I've not needed to collect stacks from php before so I've followed (with limited success) the steps here: https://bugs.php.net/bugs-generating-backtrace-win32.php. Whats the next step?
I tried the preview version of windbg and I think I was able to tease out the trace for the access violation crash....
[0x0] php7ts!zend_hash_find + 0xa
[0x1] php_parallel!get_module + 0x2079
[0x2] php_parallel!get_module + 0x9873
[0x3] php_parallel!get_module + 0x955f
[0x4] php_xdebug_2_7_2_7_3_vc15_x86_64 + 0x71f2
[0x5] php7ts!destroy_op_array + 0x7da
[0x6] php7ts!execute_ex + 0x5f
[0x7] php_pthreads!get_module + 0x42
[0x8] php_xdebug_2_7_2_7_3_vc15_x86_64 + 0x6a20
[0x9] php7ts!libiconv_set_relocation_prefix + 0x3136
[0xa] php7ts!execute_ex + 0x5f
[0xb] php_pthreads!get_module + 0x42
[0xc] php_xdebug_2_7_2_7_3_vc15_x86_64 + 0x6a20
[0xd] php7ts!zend_execute + 0x1a8
[0xe] php7ts!zend_execute_scripts + 0xb9
[0xf] php7ts!php_execute_script + 0x261
[0x10] php!sapi_cli_single_write + 0x1320
[0x11] php!sapi_cli_single_write + 0x2298
[0x12] php!sapi_cli_single_write + 0x9f88
[0x13] KERNEL32!BaseThreadInitThunk + 0x14
[0x14] ntdll!RtlUserThreadStart + 0x21
I think I got a disassembly of faulting instruction... (x64aa)
php7ts!zend_hash_find:
00007ffb`46b364a0 48896c2418 mov qword ptr [rsp+18h], rbp
00007ffb`46b364a5 57 push rdi
00007ffb`46b364a6 4883ec20 sub rsp, 20h
00007ffb`46b364aa 4c8b4208 mov r8, qword ptr [rdx+8] ds:00000000`00000018=????????????????

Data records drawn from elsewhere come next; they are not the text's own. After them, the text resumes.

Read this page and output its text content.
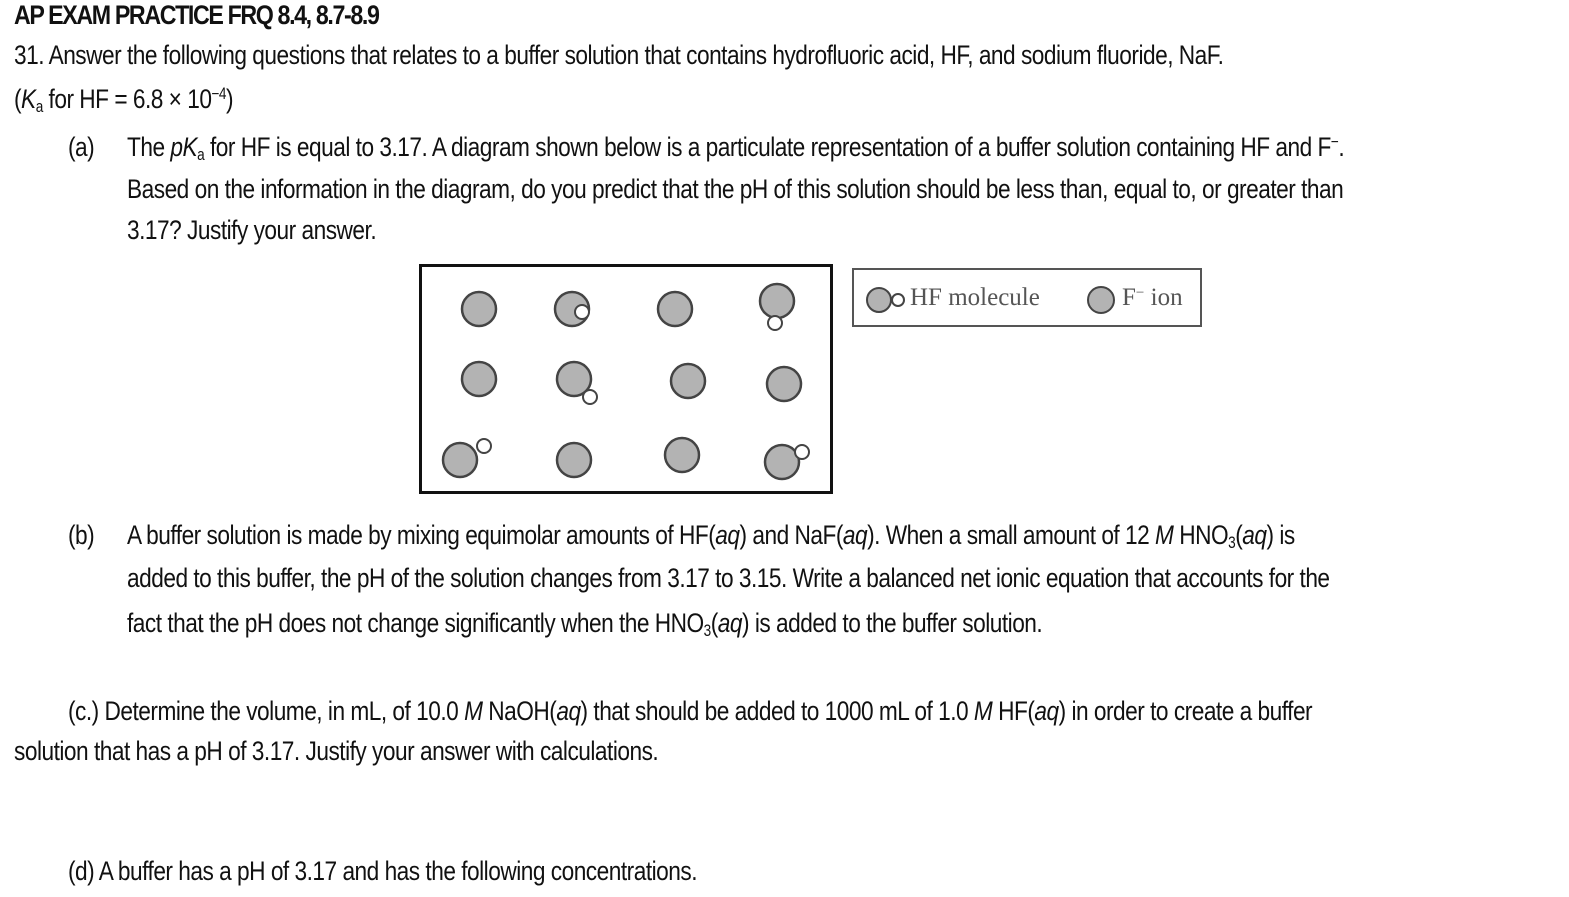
AP EXAM PRACTICE FRQ 8.4, 8.7-8.9
31. Answer the following questions that relates to a buffer solution that contains hydrofluoric acid, HF, and sodium fluoride, NaF.
($K_a$ for HF = $6.8 \times 10^{-4}$)
(a) The $pK_a$ for HF is equal to 3.17. A diagram shown below is a particulate representation of a buffer solution containing HF and F−.
Based on the information in the diagram, do you predict that the pH of this solution should be less than, equal to, or greater than
3.17? Justify your answer.
HF molecule	F− ion
(b) A buffer solution is made by mixing equimolar amounts of HF(aq) and NaF(aq). When a small amount of 12 M $HNO_3(aq)$ is
added to this buffer, the pH of the solution changes from 3.17 to 3.15. Write a balanced net ionic equation that accounts for the
fact that the pH does not change significantly when the $HNO_3(aq)$ is added to the buffer solution.
(c.) Determine the volume, in mL, of 10.0 M NaOH(aq) that should be added to 1000 mL of 1.0 M HF(aq) in order to create a buffer
solution that has a pH of 3.17. Justify your answer with calculations.
(d) A buffer has a pH of 3.17 and has the following concentrations.
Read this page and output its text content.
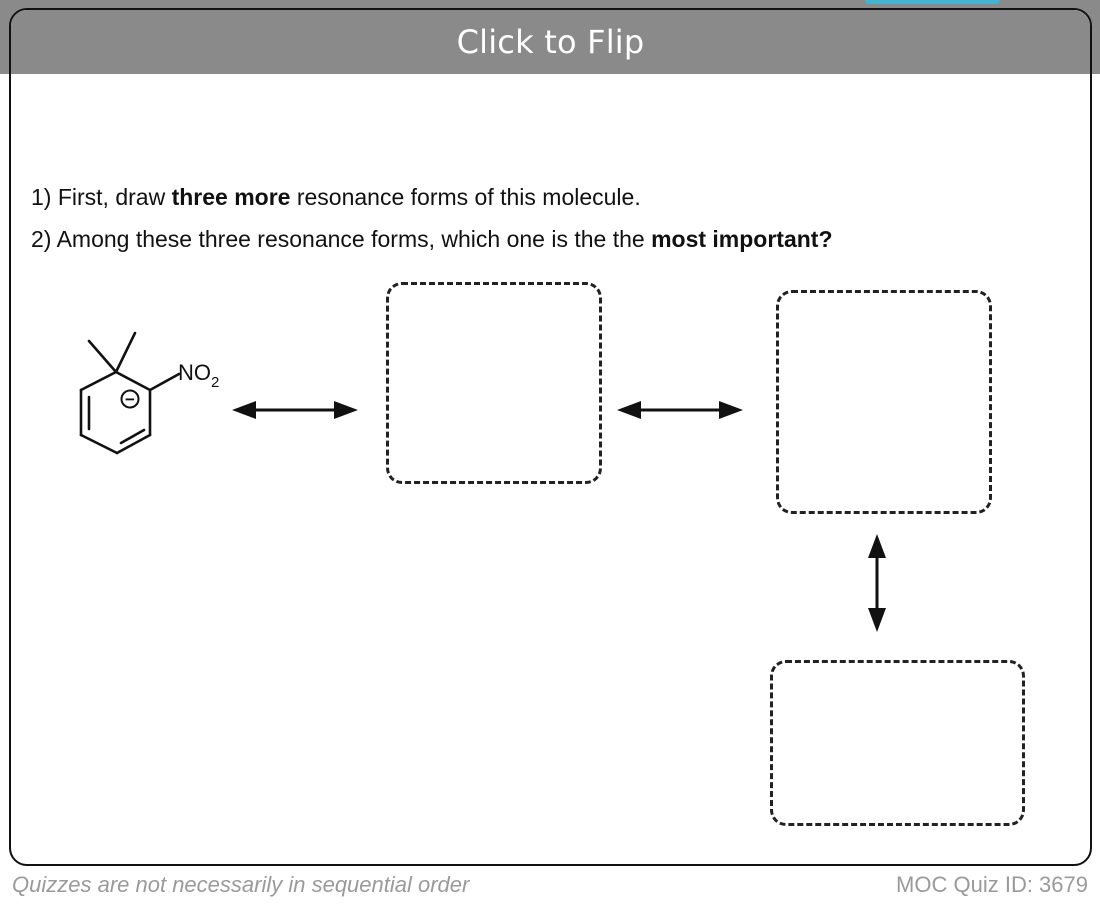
Click to Flip
1) First, draw three more resonance forms of this molecule.
2) Among these three resonance forms, which one is the the most important?
−
$NO_2$
Quizzes are not necessarily in sequential order	MOC Quiz ID: 3679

00007ffb`46b364ae 488bfa mov rdi, rdx
00007ffb`46b364b1 4c8bc9 mov r9, rcx
00007ffb`46b364b4 4d85c0 test r8, r8
00007ffb`46b364b7 0f85cb000000 jne php7ts!zend_hash_find+0xe8 (00007ffb`46b36588)
Is this helpful at all?
According to the documentation, it may not be possible to pass objects as argument https://www.php.net/manual/en/parallel-runtime.run.php
I need a minimal, complete, simple, reproducing test case to investigate.
I've got the same issue with amphp's parallel when using the parallel extension: Sudden SIGSEGV on parallel\Runtime::run(). I'm trying to build something to reproduce.
This seems to be some complex edge case, maybe in combination with a specific extension and current state. I'm not quite sure how to build something to reproduce this behavior. I'll let you know if I can dig up something when I got some spare time. If someone finds a way in the meantime it would be great 👍
I'll reinvestigate soon, I had to re-engineer my project to allow process models. In the meantime, has anyone with parallel installed managed to copy & paste the code I left in the 3rd comment at the top of this issue? It goes in 2 files and depends only on parallel...
Run that with the debug version of php and I see no reason why you shouldn't get the same trace (unless of course it is an environmental issue but I tried that on 2 workstations and a server and they all dumped...)
Try extension with #139 PR, at current moment can't test your scripts. Also, didnt test it on windows
EDIT: Seems like the author already knew about this, see #64
I'll reinvestigate soon, I had to re-engineer my project to allow process models. In the meantime, has anyone with parallel installed managed to copy & paste the code I left in the 3rd comment at the top of this issue? It goes in 2 files and depends only on parallel...
Run that with the debug version of php and I see no reason why you shouldn't get the same trace (unless of course it is an environmental issue but I tried that on 2 workstations and a server and they all dumped...)
I like this test case a lot. I haven't investigated thoroughly, but I highly suspect it has to do with how objects are copied over. Pure speculation for now...
obj1 points to obj2 which has a pointer to obj1
i.e.,
obj1['obj']->obj2 and obj2['obj'] -> obj1
So when a pass-by-value is attempted, you hit a stack overflow if you naively clone objects. E.g., var_dump on obj1 and you'll see PHP knows what it's getting itself into.
I think what needs to happen is to use a reference-table/mapping when doing the copy.
E.g.,
int *Obj1Ptr = &Obj1;
Obj1New = (shallow clone) Obj1
InternalMap[Obj1Ptr] = &Obj1New;
Obj2New = (shallow clone) Obj2
if (InternalMap[&Obj2->Obj]) {
Obj2New->Obj = InternalMap[&Obj2->Obj];
}
I know user land doesn't get to work with this stuff, but I'm not sure where there is handled in the extension.
I'm probably way over my head here, but I also don't see how #139 resolves this
This causes overflow, see #64
[0x1] php_parallel!get_module + 0x2079 […] [0x7] php_pthreads!get_module + 0x42
Running parallel and pthreads simultaneously might not be the best idea.
[0x1] php_parallel!get_module + 0x2079 […] [0x7] php_pthreads!get_module + 0x42
Running parallel and pthreads simultaneously might not be the best idea.
they didnt confilict in internals if you dont start using them both.
Fixed in 67413b193ecda80a32335a76eb25454a4d54bb32
Hello,
Ok, so I've seen some odd error states show up when running some recent thread tests. Under certain conditions we were faced with a script that died in the middle of execution with no indication of what killed it, or for.
This seems to fall over right inside ::run(). This blows the whole process away, not just the threads. Is Parallel swallowing engine errors? Is it possible for Parallel to full emit any engine error encountered? Is this related to #72 ?
PS Crazy thought, this isn't related to the object typehint for cExecute... is it?